Recall that in an exact category in the sense of Quillen we have a good notion of a long exact sequence that is simply a chain complex whose differentials factor through short exact sequences whose kernels and cokernels are also objects of the exact category. Call such sequences acyclic.
By the Gabriel-Quillen embedding theorem we can consider every exact category $\mathcal{E}$ as a subcategory of some abelian category $\mathcal{A}$, with short exact sequences inherited from $\mathcal{A}$. In general it is not the case that the acyclic sequences of $\mathcal{E}$ are exactly the long exact sequences of $\mathcal{A}$ whose objects are in $\mathcal{E}$ (consider the exact category of free $R$-modules sitting inside the abelian category of all $R$-modules, for example).
In an abelian category a morphism of chain complexes is a quasi-isomorphism iff its mapping cone is exact. Since we don't have homology in exact categories it is sensible to define quasi-isomorphisms via the mapping cone. But now there are two possible classes of quasi isomorphism I can choose, either $q_{1}$, the morphisms between chain complexes of exact categories whose mapping cones are acyclic in $\mathcal{E}$, or $q_{2}$, the morphisms whose mapping cone is a long exact sequence when viewed in the ambient abelian category.

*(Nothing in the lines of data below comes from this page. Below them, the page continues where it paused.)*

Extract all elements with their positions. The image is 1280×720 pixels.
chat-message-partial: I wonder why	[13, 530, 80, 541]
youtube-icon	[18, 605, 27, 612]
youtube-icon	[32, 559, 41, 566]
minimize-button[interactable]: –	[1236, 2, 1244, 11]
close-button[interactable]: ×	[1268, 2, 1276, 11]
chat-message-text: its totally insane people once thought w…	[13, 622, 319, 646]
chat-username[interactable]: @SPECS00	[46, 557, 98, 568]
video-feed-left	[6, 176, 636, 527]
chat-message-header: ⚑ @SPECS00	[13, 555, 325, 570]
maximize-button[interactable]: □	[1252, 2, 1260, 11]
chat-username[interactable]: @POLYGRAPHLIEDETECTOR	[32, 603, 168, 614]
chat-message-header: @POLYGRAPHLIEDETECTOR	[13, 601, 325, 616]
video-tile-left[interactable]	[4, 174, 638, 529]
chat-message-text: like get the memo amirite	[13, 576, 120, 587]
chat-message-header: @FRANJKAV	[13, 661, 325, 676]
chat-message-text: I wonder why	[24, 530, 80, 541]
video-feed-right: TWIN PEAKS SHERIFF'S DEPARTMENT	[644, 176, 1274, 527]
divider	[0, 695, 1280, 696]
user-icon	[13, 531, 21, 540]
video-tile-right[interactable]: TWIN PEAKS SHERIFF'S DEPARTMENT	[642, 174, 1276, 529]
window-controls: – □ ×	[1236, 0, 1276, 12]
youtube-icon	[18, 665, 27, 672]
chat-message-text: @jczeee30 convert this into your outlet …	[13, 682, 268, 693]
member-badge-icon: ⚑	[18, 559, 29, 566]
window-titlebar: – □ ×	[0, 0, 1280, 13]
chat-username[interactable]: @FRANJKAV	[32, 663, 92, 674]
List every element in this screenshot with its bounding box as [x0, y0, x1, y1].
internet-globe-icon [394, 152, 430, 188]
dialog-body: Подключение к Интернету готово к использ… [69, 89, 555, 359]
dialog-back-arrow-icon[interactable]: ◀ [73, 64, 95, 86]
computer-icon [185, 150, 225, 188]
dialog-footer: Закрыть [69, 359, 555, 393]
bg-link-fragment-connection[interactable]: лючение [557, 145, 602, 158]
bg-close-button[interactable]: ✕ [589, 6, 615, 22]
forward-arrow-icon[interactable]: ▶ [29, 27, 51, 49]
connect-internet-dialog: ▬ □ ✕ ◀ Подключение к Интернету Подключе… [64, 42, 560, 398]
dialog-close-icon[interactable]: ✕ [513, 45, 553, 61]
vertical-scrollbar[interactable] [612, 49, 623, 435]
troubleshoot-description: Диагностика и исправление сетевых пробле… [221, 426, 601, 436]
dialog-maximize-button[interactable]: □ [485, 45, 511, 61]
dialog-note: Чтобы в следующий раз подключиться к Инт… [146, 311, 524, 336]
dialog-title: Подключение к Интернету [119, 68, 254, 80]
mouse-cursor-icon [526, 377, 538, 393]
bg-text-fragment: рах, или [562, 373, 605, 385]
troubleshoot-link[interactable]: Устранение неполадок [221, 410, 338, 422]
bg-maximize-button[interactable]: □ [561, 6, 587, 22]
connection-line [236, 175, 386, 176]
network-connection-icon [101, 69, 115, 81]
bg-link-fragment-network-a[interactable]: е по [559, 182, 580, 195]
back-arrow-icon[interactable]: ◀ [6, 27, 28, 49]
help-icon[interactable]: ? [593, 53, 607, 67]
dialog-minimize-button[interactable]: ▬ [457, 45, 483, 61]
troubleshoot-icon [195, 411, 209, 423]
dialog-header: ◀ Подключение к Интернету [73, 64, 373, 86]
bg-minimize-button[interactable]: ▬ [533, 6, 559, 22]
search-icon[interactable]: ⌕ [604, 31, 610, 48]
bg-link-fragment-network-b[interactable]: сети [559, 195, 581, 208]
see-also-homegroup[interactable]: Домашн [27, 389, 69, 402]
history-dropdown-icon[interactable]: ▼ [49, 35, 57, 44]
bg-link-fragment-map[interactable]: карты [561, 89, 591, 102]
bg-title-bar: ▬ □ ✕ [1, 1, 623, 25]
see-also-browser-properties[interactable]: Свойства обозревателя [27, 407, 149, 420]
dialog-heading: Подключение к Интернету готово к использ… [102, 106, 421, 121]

Clearly $q_{1} \subseteq q_{2}$ but I see no reason for them to be equal. So, after all this set-up, my question is: is there a standard choice here? Do either form a category of weak equivalences in the sense of Waldhausen? I'd like to work with $q_{1}$ as it avoids extrinsic information about the exact category but I can pass to $q_{2}$ if necessary.
Any insights would be appreciated.
A bonus question, in case both form weak equivalences, do the corresponding $K$-theories differ? How?